American public and private universities are raising their tuition fees for the coming year by as much as 25 per cent - more than 17 times the rate of inflation.
The increases inspired one member of Congress to press for a law requiring any university that increases its tuition by double the inflation rate or more to provide a written statement explaining why and to produce a plan for holding down costs. Rod R. Blagojevich, the governor of Illinois, said tuition fee increases should be limited to 5 per cent a year.
Already reeling from cuts in government support, and flush with applicants, universities said the proposals represented unfair government interference in their affairs.
"For the decade that I have been in Congress, I have heard people on all sides of the issue talk about making college affordable for all American families, with little result," said congressman Howard McKeon, chairman of the house of representatives subcommittee on higher education. "I will not wait any longer. Students are depending on us now."
Public university students in California will pay from 21 to 25 per cent more next year for their education, which, because of state budget cuts, will also feature larger class sizes and fewer courses to choose from.
Tuition fees at the University of Wisconsin will jump as much as 18 per cent, and at the University of Virginia by 11.2 per cent. Medical students at Virginia face a 20 per cent rise, while public universities in New York will increase their costs by 7 per cent.

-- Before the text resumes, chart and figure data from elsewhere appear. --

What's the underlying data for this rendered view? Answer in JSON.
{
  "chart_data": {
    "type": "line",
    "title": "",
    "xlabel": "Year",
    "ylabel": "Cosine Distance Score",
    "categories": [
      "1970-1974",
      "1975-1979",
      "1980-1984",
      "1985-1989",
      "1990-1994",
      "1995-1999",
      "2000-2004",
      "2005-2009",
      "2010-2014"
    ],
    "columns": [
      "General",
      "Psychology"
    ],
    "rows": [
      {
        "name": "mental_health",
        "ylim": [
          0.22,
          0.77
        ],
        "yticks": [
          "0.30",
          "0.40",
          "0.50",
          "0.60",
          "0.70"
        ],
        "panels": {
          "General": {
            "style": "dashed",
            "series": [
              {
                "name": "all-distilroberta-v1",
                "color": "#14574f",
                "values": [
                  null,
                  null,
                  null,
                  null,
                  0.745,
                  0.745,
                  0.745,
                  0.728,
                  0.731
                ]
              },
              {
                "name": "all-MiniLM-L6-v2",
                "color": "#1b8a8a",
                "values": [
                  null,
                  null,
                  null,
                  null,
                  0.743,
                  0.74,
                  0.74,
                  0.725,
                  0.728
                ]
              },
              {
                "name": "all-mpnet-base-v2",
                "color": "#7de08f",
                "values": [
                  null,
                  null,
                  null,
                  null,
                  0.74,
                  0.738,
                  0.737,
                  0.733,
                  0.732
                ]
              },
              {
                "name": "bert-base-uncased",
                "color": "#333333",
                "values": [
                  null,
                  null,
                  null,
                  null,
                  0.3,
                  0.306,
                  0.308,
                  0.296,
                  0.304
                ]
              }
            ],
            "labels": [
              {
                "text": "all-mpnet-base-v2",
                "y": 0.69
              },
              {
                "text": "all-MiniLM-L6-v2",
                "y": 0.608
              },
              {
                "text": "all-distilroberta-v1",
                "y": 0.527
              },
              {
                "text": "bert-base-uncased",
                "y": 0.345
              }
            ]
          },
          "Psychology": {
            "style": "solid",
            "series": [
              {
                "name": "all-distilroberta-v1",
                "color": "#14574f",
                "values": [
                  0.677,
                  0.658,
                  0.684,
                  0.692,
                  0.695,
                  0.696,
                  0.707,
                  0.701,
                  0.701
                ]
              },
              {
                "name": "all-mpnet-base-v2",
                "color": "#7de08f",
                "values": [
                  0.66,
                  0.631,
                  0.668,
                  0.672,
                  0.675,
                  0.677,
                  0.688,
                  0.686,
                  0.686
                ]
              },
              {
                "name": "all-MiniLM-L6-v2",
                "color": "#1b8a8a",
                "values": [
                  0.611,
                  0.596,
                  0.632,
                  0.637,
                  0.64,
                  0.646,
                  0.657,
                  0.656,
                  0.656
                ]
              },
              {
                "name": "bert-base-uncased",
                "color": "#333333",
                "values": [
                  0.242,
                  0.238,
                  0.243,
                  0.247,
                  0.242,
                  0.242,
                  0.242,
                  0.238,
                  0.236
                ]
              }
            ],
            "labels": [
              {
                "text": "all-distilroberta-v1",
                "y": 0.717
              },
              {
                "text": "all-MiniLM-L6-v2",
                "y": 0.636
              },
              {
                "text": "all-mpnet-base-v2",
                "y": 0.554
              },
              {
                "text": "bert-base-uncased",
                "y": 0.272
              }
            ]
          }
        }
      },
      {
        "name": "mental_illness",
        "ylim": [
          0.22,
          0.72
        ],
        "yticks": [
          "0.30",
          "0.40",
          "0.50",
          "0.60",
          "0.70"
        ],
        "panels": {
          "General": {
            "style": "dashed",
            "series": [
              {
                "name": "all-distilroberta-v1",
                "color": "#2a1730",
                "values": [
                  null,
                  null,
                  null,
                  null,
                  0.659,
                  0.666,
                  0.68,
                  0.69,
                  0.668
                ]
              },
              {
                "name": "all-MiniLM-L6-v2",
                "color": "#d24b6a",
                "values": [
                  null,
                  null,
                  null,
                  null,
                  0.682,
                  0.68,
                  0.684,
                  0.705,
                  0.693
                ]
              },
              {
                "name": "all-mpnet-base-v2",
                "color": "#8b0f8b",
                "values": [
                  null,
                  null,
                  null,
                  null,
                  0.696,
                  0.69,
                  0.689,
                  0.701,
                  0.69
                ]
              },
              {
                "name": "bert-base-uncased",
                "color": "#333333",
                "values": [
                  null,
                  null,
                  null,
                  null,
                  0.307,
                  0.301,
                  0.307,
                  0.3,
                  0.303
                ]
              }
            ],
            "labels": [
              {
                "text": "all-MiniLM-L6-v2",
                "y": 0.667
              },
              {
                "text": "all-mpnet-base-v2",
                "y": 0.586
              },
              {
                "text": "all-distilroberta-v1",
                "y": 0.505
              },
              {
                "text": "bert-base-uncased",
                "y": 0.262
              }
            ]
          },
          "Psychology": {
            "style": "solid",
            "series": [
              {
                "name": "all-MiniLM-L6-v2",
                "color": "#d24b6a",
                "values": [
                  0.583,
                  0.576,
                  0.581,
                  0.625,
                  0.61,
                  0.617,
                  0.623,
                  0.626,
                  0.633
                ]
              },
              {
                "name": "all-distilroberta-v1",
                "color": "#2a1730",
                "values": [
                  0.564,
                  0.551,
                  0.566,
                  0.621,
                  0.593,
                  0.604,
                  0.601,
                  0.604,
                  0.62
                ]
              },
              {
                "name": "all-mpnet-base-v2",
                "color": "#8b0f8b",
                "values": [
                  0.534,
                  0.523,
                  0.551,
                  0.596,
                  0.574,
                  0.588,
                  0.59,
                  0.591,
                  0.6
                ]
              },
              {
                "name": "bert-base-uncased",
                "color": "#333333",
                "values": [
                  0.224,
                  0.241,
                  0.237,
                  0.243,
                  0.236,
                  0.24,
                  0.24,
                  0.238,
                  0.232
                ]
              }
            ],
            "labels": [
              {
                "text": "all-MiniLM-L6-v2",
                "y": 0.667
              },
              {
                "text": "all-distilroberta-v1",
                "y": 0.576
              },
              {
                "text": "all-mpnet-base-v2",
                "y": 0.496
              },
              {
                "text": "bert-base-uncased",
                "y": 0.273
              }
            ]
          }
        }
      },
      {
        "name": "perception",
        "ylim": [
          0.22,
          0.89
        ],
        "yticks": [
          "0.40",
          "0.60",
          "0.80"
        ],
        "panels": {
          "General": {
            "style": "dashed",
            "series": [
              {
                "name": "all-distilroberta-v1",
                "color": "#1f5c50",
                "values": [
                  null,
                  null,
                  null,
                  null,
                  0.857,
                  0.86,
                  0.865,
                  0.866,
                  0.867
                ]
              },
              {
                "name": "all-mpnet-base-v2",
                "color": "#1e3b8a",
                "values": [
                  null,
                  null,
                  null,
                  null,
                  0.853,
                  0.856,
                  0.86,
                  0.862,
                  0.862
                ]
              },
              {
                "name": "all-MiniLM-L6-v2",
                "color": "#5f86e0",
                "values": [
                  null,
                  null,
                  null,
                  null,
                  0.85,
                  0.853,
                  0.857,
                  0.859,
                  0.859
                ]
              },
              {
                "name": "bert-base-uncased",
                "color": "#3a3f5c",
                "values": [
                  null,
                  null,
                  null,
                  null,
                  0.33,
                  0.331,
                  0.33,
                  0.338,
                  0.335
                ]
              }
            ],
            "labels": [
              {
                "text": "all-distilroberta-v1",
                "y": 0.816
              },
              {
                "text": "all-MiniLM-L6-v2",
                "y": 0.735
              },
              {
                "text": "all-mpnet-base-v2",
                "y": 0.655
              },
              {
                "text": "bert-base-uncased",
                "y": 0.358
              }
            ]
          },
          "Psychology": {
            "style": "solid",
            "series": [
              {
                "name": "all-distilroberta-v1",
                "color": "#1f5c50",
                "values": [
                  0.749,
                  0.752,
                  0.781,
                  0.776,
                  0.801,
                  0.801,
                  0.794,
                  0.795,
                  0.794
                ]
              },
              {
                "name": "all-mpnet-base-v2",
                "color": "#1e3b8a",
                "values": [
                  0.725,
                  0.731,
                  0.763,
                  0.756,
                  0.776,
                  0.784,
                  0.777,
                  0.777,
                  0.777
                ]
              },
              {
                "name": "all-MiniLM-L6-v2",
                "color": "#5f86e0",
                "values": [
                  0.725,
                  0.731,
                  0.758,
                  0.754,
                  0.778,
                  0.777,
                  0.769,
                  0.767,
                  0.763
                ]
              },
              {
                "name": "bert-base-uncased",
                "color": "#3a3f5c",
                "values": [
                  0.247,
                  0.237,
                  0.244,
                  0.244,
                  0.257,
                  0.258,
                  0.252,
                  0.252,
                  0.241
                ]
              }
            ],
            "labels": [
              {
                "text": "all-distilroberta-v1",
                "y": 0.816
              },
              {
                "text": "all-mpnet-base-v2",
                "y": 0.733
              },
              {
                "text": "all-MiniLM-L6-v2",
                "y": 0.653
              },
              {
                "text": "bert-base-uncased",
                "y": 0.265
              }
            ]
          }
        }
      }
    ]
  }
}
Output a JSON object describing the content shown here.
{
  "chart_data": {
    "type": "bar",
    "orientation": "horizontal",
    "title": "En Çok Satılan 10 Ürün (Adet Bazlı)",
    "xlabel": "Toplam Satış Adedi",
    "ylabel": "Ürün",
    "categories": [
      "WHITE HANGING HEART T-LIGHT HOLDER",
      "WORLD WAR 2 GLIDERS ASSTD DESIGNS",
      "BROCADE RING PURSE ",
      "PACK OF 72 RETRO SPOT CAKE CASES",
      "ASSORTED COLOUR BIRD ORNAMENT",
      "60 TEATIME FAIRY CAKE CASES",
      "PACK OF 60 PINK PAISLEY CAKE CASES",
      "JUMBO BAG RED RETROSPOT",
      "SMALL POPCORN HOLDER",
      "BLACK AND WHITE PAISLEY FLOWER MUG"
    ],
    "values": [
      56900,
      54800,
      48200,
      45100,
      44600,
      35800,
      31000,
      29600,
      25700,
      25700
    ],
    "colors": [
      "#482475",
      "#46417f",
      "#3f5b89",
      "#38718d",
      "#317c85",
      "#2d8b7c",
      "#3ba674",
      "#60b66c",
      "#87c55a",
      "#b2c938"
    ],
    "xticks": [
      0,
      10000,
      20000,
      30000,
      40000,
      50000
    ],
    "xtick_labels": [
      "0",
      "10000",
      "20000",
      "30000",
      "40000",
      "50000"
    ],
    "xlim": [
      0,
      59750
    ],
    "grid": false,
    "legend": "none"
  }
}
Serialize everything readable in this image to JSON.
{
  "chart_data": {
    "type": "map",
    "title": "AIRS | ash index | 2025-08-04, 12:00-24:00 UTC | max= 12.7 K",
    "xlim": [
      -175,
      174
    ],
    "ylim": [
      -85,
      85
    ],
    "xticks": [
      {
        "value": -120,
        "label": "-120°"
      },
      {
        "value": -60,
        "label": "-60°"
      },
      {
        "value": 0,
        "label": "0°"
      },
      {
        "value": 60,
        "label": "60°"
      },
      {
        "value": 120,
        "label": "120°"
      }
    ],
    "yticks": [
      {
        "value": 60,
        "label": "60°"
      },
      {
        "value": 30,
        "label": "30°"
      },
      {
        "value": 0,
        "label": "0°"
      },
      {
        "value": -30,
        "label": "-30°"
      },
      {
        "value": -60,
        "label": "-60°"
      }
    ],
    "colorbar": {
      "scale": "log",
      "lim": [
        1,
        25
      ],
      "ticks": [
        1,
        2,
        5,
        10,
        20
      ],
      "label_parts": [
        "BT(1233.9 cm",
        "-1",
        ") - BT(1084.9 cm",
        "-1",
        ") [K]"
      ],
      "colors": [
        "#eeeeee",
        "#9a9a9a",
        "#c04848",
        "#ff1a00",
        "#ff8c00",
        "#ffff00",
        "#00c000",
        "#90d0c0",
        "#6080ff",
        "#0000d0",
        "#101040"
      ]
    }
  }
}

The escalation in costs follows an average 10 per cent increase last year at four-year public universities, the biggest in a decade.
Private universities are also raising their rates at more than double the rate of inflation, which is running at about 1.5 per cent. But, because their tuition fee is much higher, the actual increase in dollars is often greater than at public universities. For example, while the University of Virginia will cost nearly $6,000 next year, Harvard University will cost nearly $38,000, including room and board, after a planned 5.5 per cent increase. The private University of Chicago will also cost nearly $38,000, up 5 per cent.
Enrolments have responded to the economic stagnation as more students see a degree as an advantage in an increasingly competitive jobs market.